100 years of the Russian Revolution

A century ago, Lenin’s Marxist Bolsheviks took control of Russia’s imperial capital, launching the October Revolution that led to the creation of the Soviet Union.

A century ago, Lenin’s Marxist Bolsheviks took control of Russia’s imperial capital, launching the October Revolution that led to the creation of the Soviet Union.

A century ago, on October 25, 1917, the Marxist Bolsheviks of Vladimir Ilyich Ulyanov, alias Lenin, took control of the Russian imperial capital, launching the October Revolution which led to the creation of the Soviet Union. Although the Bolsheviks were in the political minority, they painstakingly planned their coup, taking advantage of a power vacuum in the country at the height of World War I.

When and where?

The date of October 25 follows the Orthodox Julian calendar which was in use at the time in Russia. It corresponds to November 7 in the Gregorian calendar which is used in most parts of the world. Russia switched to this calendar after the Revolution. Petrograd was the name given to the imperial capital of Russia, Saint Petersburg, at the start of World War I, with the aim of making it less Germanic and more Russian.

The city is the site of the Winter Palace, a symbol of Tsarist absolutism which is now the Hermitage art museum. It was called Leningrad in Soviet times, but reverted to its original name, Saint Petersburg, after the collapse of the Soviet Union in 1991.

The February Revolution

The unrest began when demonstrators, angry at the shortage of food, took to the streets of Petrograd on February 23, 1917, according to the Julian calendar. Supported by thousands of people, in just two days the demonstration turned into a mass strike and Tsar Nicholas II deployed the army. Troops were meant to contain the uprising but instead began siding with the protesters. After a week of turmoil, the last tsar abdicated on March 2, 1917, at the behest of the military, as he watched his conflict-torn country descend into chaos. A fragile provisional government led by Alexander Kerensky takes over.

Lenin returns

After more than a decade of voluntary exile in Western Europe, Lenin returned to Russia on April 3, 1917. Although Russia was at war with Germany at the time, German authorities allowed Lenin and other dissidents to drive through Germany en route to Petrograd, in the hope that it would undermine the Russian war effort. Upon his arrival, Lenin addressed Bolshevik supporters, denouncing the Provisional Government and those calling for reconciliation with the monarchists.

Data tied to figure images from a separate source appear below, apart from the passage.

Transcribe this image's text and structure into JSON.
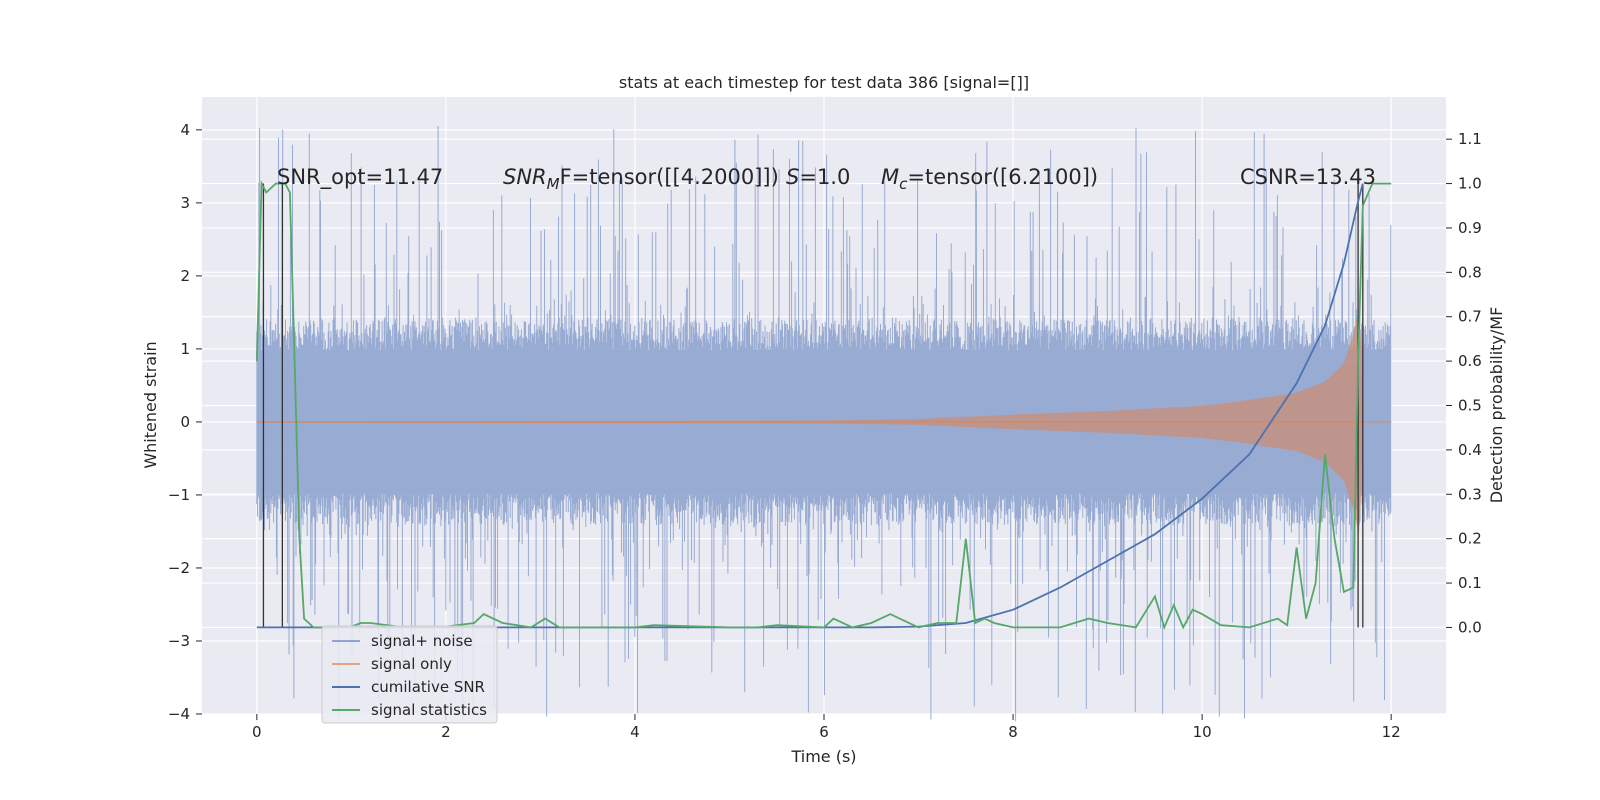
{
  "chart_data": {
    "type": "line",
    "title": "stats at each timestep for test data 386 [signal=[]]",
    "xlabel": "Time (s)",
    "ylabel": "Whitened strain",
    "y2label": "Detection probability/MF",
    "xlim": [
      -0.58,
      12.58
    ],
    "ylim": [
      -4.0,
      4.45
    ],
    "y2lim": [
      -0.195,
      1.195
    ],
    "xticks": [
      0,
      2,
      4,
      6,
      8,
      10,
      12
    ],
    "yticks": [
      -4,
      -3,
      -2,
      -1,
      0,
      1,
      2,
      3,
      4
    ],
    "y2ticks": [
      0.0,
      0.1,
      0.2,
      0.3,
      0.4,
      0.5,
      0.6,
      0.7,
      0.8,
      0.9,
      1.0,
      1.1
    ],
    "xtick_labels": [
      "0",
      "2",
      "4",
      "6",
      "8",
      "10",
      "12"
    ],
    "ytick_labels": [
      "−4",
      "−3",
      "−2",
      "−1",
      "0",
      "1",
      "2",
      "3",
      "4"
    ],
    "y2tick_labels": [
      "0.0",
      "0.1",
      "0.2",
      "0.3",
      "0.4",
      "0.5",
      "0.6",
      "0.7",
      "0.8",
      "0.9",
      "1.0",
      "1.1"
    ],
    "grid": true,
    "legend_position": "lower-left",
    "annotations": {
      "snr_opt": "SNR_opt=11.47",
      "snr_mf_sym": "SNR",
      "snr_mf_sub": "M",
      "snr_mf_rest": "F=tensor([[4.2000]])",
      "s_sym": "S",
      "s_rest": "=1.0",
      "mc_sym": "M",
      "mc_sub": "c",
      "mc_rest": "=tensor([6.2100])",
      "csnr": "CSNR=13.43"
    },
    "colors": {
      "background": "#eaeaf2",
      "grid": "#ffffff",
      "noise": "#8fa4cf",
      "signal": "#dd8452",
      "snr": "#4c72b0",
      "stat": "#55a868",
      "marker": "#333333"
    },
    "series": [
      {
        "name": "signal+ noise",
        "axis": "left",
        "band_core": 1.4,
        "spike_max": 4.1,
        "x_range": [
          0,
          12
        ]
      },
      {
        "name": "signal only",
        "axis": "left",
        "envelope": [
          [
            0,
            0.01
          ],
          [
            6,
            0.02
          ],
          [
            7,
            0.04
          ],
          [
            8,
            0.1
          ],
          [
            9,
            0.15
          ],
          [
            10,
            0.22
          ],
          [
            10.5,
            0.3
          ],
          [
            11,
            0.4
          ],
          [
            11.3,
            0.55
          ],
          [
            11.5,
            0.8
          ],
          [
            11.6,
            1.2
          ],
          [
            11.67,
            1.6
          ],
          [
            11.7,
            0.0
          ],
          [
            12,
            0.0
          ]
        ]
      },
      {
        "name": "cumilative SNR",
        "axis": "right",
        "x": [
          0,
          6.5,
          7.0,
          7.5,
          8.0,
          8.5,
          9.0,
          9.5,
          10.0,
          10.5,
          11.0,
          11.3,
          11.5,
          11.65,
          11.7
        ],
        "y": [
          0.0,
          0.0,
          0.002,
          0.01,
          0.04,
          0.09,
          0.15,
          0.21,
          0.29,
          0.39,
          0.55,
          0.68,
          0.82,
          0.96,
          1.0
        ]
      },
      {
        "name": "signal statistics",
        "axis": "right",
        "x": [
          0,
          0.05,
          0.1,
          0.2,
          0.3,
          0.35,
          0.4,
          0.45,
          0.5,
          0.6,
          0.8,
          1.0,
          1.1,
          1.2,
          1.5,
          2.0,
          2.3,
          2.4,
          2.6,
          2.9,
          3.05,
          3.2,
          4.0,
          4.2,
          5.0,
          5.3,
          5.5,
          6.0,
          6.1,
          6.3,
          6.5,
          6.7,
          6.8,
          7.0,
          7.2,
          7.4,
          7.5,
          7.6,
          7.7,
          7.8,
          8.0,
          8.5,
          8.8,
          9.0,
          9.3,
          9.5,
          9.6,
          9.7,
          9.8,
          9.9,
          10.0,
          10.2,
          10.5,
          10.8,
          10.9,
          11.0,
          11.1,
          11.2,
          11.3,
          11.4,
          11.5,
          11.6,
          11.65,
          11.7,
          11.8,
          12.0
        ],
        "y": [
          0.6,
          1.0,
          0.98,
          1.0,
          1.0,
          0.98,
          0.6,
          0.2,
          0.02,
          0.0,
          0.0,
          0.002,
          0.01,
          0.01,
          0.002,
          0.002,
          0.01,
          0.03,
          0.01,
          0.0,
          0.02,
          0.0,
          0.0,
          0.005,
          0.0,
          0.0,
          0.005,
          0.0,
          0.02,
          0.0,
          0.01,
          0.03,
          0.02,
          0.0,
          0.01,
          0.01,
          0.2,
          0.01,
          0.02,
          0.01,
          0.0,
          0.0,
          0.02,
          0.01,
          0.0,
          0.07,
          0.0,
          0.05,
          0.0,
          0.04,
          0.03,
          0.005,
          0.0,
          0.02,
          0.005,
          0.18,
          0.02,
          0.1,
          0.39,
          0.2,
          0.08,
          0.09,
          0.6,
          0.95,
          1.0,
          1.0
        ]
      }
    ],
    "vlines": [
      0.07,
      0.27,
      11.65,
      11.7
    ]
  }
}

In July, Bolshevik organizations were banned by the Provisional Government, and Lenin fled to Finland, returning to Russia later that year to lead the October Revolution.

Leon Trotsky, head of the Military Revolutionary Committee of the Bolsheviks, prepared the coup, posing as the head of the army. His first decision was to negotiate immediate peace terms with Germany and the Austro-Hungarian Empire.

Attack on the Winter Palace

On the night of October 25–26, the mutineer-laden cruiser Aurora fired blanks from the Neva at the Winter Palace, signaling the start of an assault on what had become the seat of the Provisional Government. Led by Trotsky, Bolshevik forces took control of key Petrograd infrastructure and government buildings before seizing the Winter Palace, which was guarded by a bewildered motley crew of around a thousand, almost without resistance. Kerensky’s attempts to organize resistance failed and he escaped. Power had changed hands.

government of Lenin

On October 27, Lenin formed a body known as the Council of People’s Commissars – or Sovnarkom – which laid the foundations of the Soviet Union. Future Soviet leader Joseph Stalin and Trotsky were members of the council. The ex-tsar and his family, who had been moved to Yekaterinburg in the Urals after the abdication, were killed in 1918 and their remains hidden – the location of the bodies remained secret for much of the 20th century. Lenin’s government, which established a “dictatorship of the proletariat”, waged a bloody civil war against the anti-Bolshevik forces of the White Army. The Soviet Union was created in 1922 after their defeat.